All incidents are gifts
Incidents are opportunities for us to fix bugs, improve the stability of the system and improve the process of handling incidents. We should treat them as gifts and learn as much as possible out of them.
All incidents should be novel
This basically means that we should never make the same mistake twice. Once an incident happens, we try as hard as we can to fix it and make sure it will never happen again with the same root cause.
Hardware failure is common at scale
We have, on average, 2 DIMM failures per week so we should design our software in a fault tolerant way.
API is sticky
Once clients start to use the exposed APIs, they become extremely sticky. That means we need to design them carefully since changing them afterwards is costly.

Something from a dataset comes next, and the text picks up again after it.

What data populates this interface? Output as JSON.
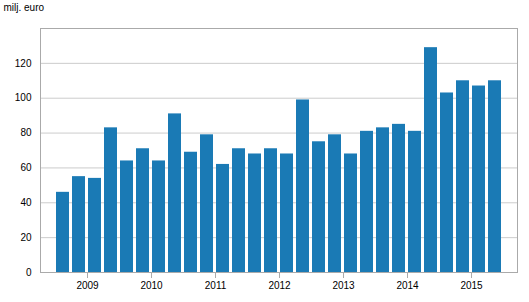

Logging is talking to the user/operator
How programs talk to humans has a huge impact on the rate at which mistakes can be fixed. If programs tell humans exactly what is wrong, that rate can be very fast. If programs are silent or overwhelm humans with too much information, that rate can be extremely slow. When there are too many spurious errors, people get alerts fatigue and they will overlook the real problems.
When we write logs in our code, we need to remember that the audience is not just us but also people that may not be familiar with the entire codebase like SREs. That means the log messages should be crystal clear and actionable. Imagining how frustrating it is when oncalls get paged at 2am and they have no clue what those log messages mean and how to act on them. Here is a guideline of how to write good error messages.
Comment on why
Code comments should say why the code is there instead of what the code does. What the code does should be clear from the code itself. If it is not the case, then we should refactor the code to make it clear instead of adding a comment. A large decaying comment is frequently just an apology for crappy code. Don’t accept the apology. Fix the code. Don’t give up until you try your best. Then, as a last resort, write the comment.
Good enough is not enough
The math is simple: 0.8 * 0.8 * 0.8 * ….. = 0. If every time we just achieve good enough, then eventually it will become zero/failure. We should never settle and always try to do as best as we can.
Conduct code review
Code review is not just about finding bugs. We should also think about how we can rewrite the code in a better way that is easily understandable and unlikely to cause future bugs.
Also reading other people’s good reviews allows us to learn not only from our own mistakes but also the mistakes of others.
Write design document
“Writing is nature’s way of letting you know how sloppy your thinking is” by Leslie Lamport. The very act of writing the design document helps to clarify the design itself. It also helps people to learn or understand the system in the future.